= Taisha jōseki =

Opening move sequence for a game of Go

Taisha jōseki
| The taisha starts here; a White move at 'a' leads to the line with most subvariations. |
The taisha jōseki (大斜定石) is the Japanese term for the most celebrated of all joseki (standardized sequences) in the game of go. It is often described in go literature as having hundreds of variations (大斜百変); this is more than a figure of speech, since many hundreds of subvariations have been documented, in high-level games, books and magazine articles. Taisha means 'large slant'.

==History==
The taisha was first seriously played at the beginning of the nineteenth century. For several decades, although the complicated variations may have been known and privately studied, they hardly appeared in important games. (Since the taisha formation can also occur when White has a pincer in place, on the top side of the board in the diagram, it would have been studied also in that context.) Then in the 1840s, the complex of variations that develops in one particular line began to be explored. These depend on external factors (the available ladder tactics) and can in some cases lead to difficult ko fights and capturing races. This joseki then gained the reputation for intricacy that it has retained, though in the latter part of the twentieth century the nadare joseki became its rival on that score.

==Current use==
The taisha fits less well into contemporary opening strategies than the nadare, so is not seen with such frequency. It is still played at the top level, As of 2006. One leading exponent of strategies around the taisha is Ishida Yoshio.

==Strategy==
In playing the taisha, Black is stretching out the shape to the limits. In the diagram, a black play at b instead of 1 is an ordinary pressing play. One point closer to the edge, at c, and this becomes a one-point pincer, a very forceful play. One point further away, at d, it becomes a two-point high pincer, of a very different and better balanced character. In a sense Black is trying to have the best of all worlds.
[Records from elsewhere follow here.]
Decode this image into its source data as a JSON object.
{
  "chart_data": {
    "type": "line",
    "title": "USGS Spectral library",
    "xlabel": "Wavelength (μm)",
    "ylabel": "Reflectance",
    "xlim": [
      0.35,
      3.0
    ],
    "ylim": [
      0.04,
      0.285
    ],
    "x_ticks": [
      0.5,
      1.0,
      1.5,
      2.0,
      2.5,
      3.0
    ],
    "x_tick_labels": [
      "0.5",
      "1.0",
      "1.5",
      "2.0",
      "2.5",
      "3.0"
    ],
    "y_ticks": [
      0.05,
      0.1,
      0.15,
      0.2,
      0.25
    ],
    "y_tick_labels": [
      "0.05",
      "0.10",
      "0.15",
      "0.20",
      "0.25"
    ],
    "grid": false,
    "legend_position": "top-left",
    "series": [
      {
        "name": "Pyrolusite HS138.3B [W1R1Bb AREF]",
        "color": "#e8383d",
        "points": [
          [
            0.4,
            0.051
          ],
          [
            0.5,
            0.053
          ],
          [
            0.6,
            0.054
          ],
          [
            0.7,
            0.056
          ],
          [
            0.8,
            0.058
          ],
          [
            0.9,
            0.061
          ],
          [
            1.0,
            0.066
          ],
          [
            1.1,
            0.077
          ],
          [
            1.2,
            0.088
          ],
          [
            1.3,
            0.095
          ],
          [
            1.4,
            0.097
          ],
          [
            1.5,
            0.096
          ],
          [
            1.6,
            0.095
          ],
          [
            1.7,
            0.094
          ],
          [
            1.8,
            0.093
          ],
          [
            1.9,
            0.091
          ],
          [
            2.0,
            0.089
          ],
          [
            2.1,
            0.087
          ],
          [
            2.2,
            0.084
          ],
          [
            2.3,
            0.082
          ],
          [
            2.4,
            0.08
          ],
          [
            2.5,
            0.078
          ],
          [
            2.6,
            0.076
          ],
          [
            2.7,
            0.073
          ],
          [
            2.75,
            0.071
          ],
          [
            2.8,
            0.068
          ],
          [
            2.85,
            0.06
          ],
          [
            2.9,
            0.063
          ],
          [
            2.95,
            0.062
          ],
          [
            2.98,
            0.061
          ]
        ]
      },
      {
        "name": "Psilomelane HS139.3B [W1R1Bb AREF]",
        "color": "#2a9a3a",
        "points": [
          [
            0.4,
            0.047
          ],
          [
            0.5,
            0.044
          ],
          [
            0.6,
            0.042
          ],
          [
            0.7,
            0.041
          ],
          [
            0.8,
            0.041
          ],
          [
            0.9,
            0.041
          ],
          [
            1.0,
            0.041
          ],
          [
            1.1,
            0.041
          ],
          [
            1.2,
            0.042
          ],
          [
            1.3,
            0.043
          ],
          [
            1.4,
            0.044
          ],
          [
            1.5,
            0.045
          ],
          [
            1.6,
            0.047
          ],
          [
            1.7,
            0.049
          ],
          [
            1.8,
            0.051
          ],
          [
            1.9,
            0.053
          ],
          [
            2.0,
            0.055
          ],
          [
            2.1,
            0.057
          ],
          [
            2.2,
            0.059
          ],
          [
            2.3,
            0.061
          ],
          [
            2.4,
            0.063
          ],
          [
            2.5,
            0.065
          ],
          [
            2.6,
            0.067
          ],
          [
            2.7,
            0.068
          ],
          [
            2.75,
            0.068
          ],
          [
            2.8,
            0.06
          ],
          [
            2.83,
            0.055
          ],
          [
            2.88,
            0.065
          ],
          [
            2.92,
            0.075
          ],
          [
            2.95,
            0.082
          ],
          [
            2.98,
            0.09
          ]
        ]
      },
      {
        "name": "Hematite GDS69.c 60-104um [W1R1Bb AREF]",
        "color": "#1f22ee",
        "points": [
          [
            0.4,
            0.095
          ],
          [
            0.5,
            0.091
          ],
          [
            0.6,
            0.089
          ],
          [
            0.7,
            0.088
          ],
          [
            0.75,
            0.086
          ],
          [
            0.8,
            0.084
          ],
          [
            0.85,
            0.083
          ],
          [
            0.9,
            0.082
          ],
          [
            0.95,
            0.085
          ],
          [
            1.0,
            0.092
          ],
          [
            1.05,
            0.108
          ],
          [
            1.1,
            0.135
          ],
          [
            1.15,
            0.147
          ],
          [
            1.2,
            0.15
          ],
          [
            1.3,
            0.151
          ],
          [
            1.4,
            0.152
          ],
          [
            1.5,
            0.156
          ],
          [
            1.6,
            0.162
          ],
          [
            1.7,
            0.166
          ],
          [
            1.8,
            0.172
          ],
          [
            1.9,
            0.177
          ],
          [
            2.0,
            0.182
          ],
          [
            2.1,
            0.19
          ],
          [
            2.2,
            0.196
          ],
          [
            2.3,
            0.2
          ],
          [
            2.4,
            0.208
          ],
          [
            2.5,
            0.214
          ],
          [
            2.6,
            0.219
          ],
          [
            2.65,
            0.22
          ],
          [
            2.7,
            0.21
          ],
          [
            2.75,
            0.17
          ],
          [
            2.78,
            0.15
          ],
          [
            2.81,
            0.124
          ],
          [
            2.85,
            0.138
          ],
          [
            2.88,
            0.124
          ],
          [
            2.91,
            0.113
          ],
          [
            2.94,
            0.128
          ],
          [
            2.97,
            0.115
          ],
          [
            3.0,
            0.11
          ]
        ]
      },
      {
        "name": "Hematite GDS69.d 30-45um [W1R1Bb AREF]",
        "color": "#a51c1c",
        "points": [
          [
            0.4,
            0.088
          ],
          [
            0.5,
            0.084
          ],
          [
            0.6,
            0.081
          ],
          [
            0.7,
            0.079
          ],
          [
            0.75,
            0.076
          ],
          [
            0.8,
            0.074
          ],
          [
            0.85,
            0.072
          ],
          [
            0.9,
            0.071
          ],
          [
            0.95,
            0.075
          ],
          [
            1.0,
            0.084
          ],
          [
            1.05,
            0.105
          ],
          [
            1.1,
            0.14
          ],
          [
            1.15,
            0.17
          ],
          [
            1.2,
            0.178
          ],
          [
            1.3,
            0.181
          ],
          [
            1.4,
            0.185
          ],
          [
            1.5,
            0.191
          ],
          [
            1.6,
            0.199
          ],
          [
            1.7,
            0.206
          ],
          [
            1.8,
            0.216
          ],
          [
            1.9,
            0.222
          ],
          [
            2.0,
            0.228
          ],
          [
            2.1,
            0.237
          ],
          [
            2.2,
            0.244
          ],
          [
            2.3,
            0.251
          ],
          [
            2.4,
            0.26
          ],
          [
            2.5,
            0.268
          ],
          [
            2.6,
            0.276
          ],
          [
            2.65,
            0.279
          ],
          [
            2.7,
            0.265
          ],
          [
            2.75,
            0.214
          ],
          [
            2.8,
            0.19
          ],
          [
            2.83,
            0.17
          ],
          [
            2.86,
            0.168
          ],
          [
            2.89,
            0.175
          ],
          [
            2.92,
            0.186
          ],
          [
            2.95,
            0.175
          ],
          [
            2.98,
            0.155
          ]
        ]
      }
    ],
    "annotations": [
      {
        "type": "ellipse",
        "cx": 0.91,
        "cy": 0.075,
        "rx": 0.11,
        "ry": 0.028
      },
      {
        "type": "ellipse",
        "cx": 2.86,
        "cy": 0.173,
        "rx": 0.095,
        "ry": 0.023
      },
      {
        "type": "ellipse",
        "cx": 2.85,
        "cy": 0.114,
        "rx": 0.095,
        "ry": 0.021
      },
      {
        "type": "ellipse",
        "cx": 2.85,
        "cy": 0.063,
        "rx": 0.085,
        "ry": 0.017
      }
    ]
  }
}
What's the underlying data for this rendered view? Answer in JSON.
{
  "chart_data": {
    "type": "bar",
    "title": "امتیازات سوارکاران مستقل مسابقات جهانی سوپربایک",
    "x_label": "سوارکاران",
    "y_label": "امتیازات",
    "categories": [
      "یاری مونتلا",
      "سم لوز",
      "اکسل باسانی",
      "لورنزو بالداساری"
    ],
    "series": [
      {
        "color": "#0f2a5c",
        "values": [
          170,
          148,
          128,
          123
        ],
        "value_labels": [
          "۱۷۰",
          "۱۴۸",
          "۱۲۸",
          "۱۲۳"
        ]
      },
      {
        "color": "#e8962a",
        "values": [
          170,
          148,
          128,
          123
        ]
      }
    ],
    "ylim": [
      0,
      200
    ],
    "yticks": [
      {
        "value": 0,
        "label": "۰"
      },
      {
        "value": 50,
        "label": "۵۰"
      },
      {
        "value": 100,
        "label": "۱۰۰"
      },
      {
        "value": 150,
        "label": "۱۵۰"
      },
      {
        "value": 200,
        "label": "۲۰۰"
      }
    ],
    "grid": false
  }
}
If White doesn't try to break through Black's large, slanting play, Black usually gets a locally favourable result.

Therefore, White's resort to trying to cut across Black is often forced, in effect, by the wish not to submit and play passively. There will then arise (at least) a running fight with groups in the centre striving for position. Taisha strategies on a whole side of the board (the top side, in the diagram) are typically premised on such a fight arising, and the preparation of a reception party further along the side.